The publication Whatever happened to democracy? Eastern and Central Europe twenty years after is the outcome of the Central European Forum, which was held at the Pavol Országh Hviezdoslva Theatre in Bratislava in November 2009 to mark the 20th anniversary of Czechoslovakia’s Velvet Revolution. Therefore a platform for reflection was created, not only on what had happened in the intervening period, but also for a discussion of issues relating to the future of Central Europe.
At the Central European Forum, twenty-five major intellectual figures representing many countries, generations and experiences crossed intellectual swords and answered questions from the audience on issues ranging from dealing with common totalitarian heritage, the future of reforms and democracy in the midst of an economic crisis, Central Europe’s position between East and West as well as democracy fatigue, a phenomenon encountered throughout Europe.

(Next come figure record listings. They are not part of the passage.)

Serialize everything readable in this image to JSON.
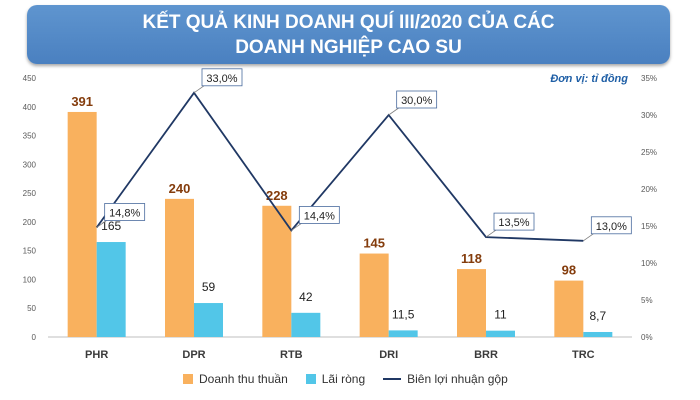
{
  "header": {
    "title": "KẾT QUẢ KINH DOANH QUÍ III/2020 CỦA CÁC DOANH NGHIỆP CAO SU"
  },
  "unit_label": "Đơn vị: tỉ đồng",
  "colors": {
    "revenue": "#f9b15e",
    "profit": "#52c6e8",
    "margin": "#203864",
    "banner": "#5a8fcf"
  },
  "chart_data": {
    "type": "bar",
    "categories": [
      "PHR",
      "DPR",
      "RTB",
      "DRI",
      "BRR",
      "TRC"
    ],
    "series": [
      {
        "name": "Doanh thu thuần",
        "type": "bar",
        "axis": "left",
        "values": [
          391,
          240,
          228,
          145,
          118,
          98
        ],
        "labels": [
          "391",
          "240",
          "228",
          "145",
          "118",
          "98"
        ]
      },
      {
        "name": "Lãi ròng",
        "type": "bar",
        "axis": "left",
        "values": [
          165,
          59,
          42,
          11.5,
          11,
          8.7
        ],
        "labels": [
          "165",
          "59",
          "42",
          "11,5",
          "11",
          "8,7"
        ]
      },
      {
        "name": "Biên lợi nhuận gộp",
        "type": "line",
        "axis": "right",
        "values": [
          14.8,
          33.0,
          14.4,
          30.0,
          13.5,
          13.0
        ],
        "labels": [
          "14,8%",
          "33,0%",
          "14,4%",
          "30,0%",
          "13,5%",
          "13,0%"
        ]
      }
    ],
    "y_left": {
      "min": 0,
      "max": 450,
      "ticks": [
        "0",
        "50",
        "100",
        "150",
        "200",
        "250",
        "300",
        "350",
        "400",
        "450"
      ]
    },
    "y_right": {
      "min": 0,
      "max": 35,
      "ticks": [
        "0%",
        "5%",
        "10%",
        "15%",
        "20%",
        "25%",
        "30%",
        "35%"
      ]
    },
    "grid": false,
    "legend_position": "bottom"
  }
}
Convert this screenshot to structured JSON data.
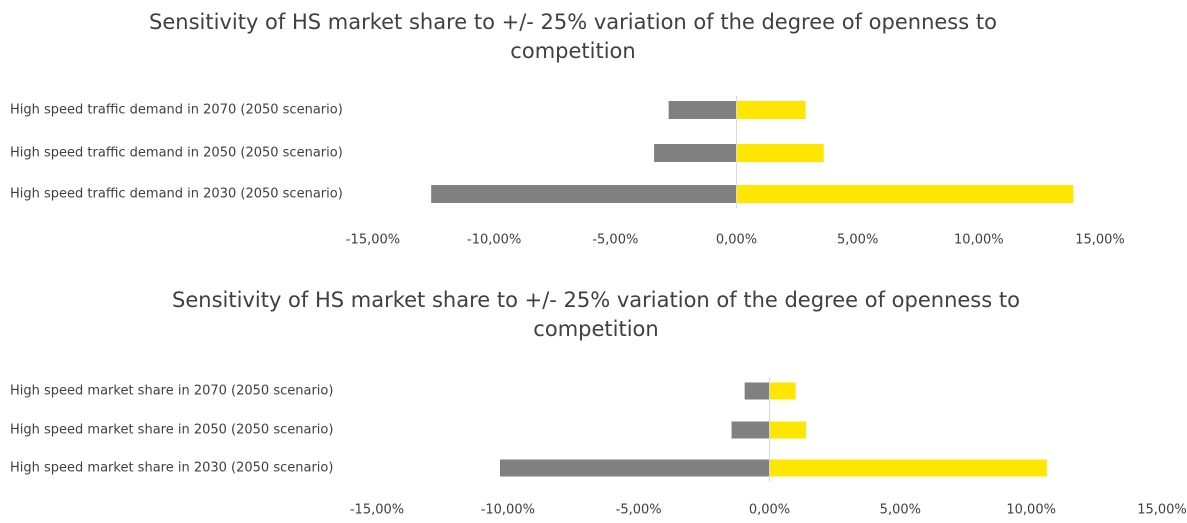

After Slavenka Drakulić’s opening speech at the Forum, Rudolf Chmel talked about the dangers of selfishness with special reference to Central Europe. The first panel discussed the question “Where does the West begin” , the second session of the forum focussed on the economic crisis and democracy, while the third panel “Totalitarian structures – a new lease of life” concentrated on the past, the hundreds of kilometres of secret policy files and how to deal with them. The fourth and last session was called “Democracy fatigue” and dealt with the great expectations of reinventing democracy in Central Europe.
Joana Radzyner, the Austrian ORF correspondent in the Czech Republic, filmed the entire conference and produced a 57 minute documentary for the Central European Forum.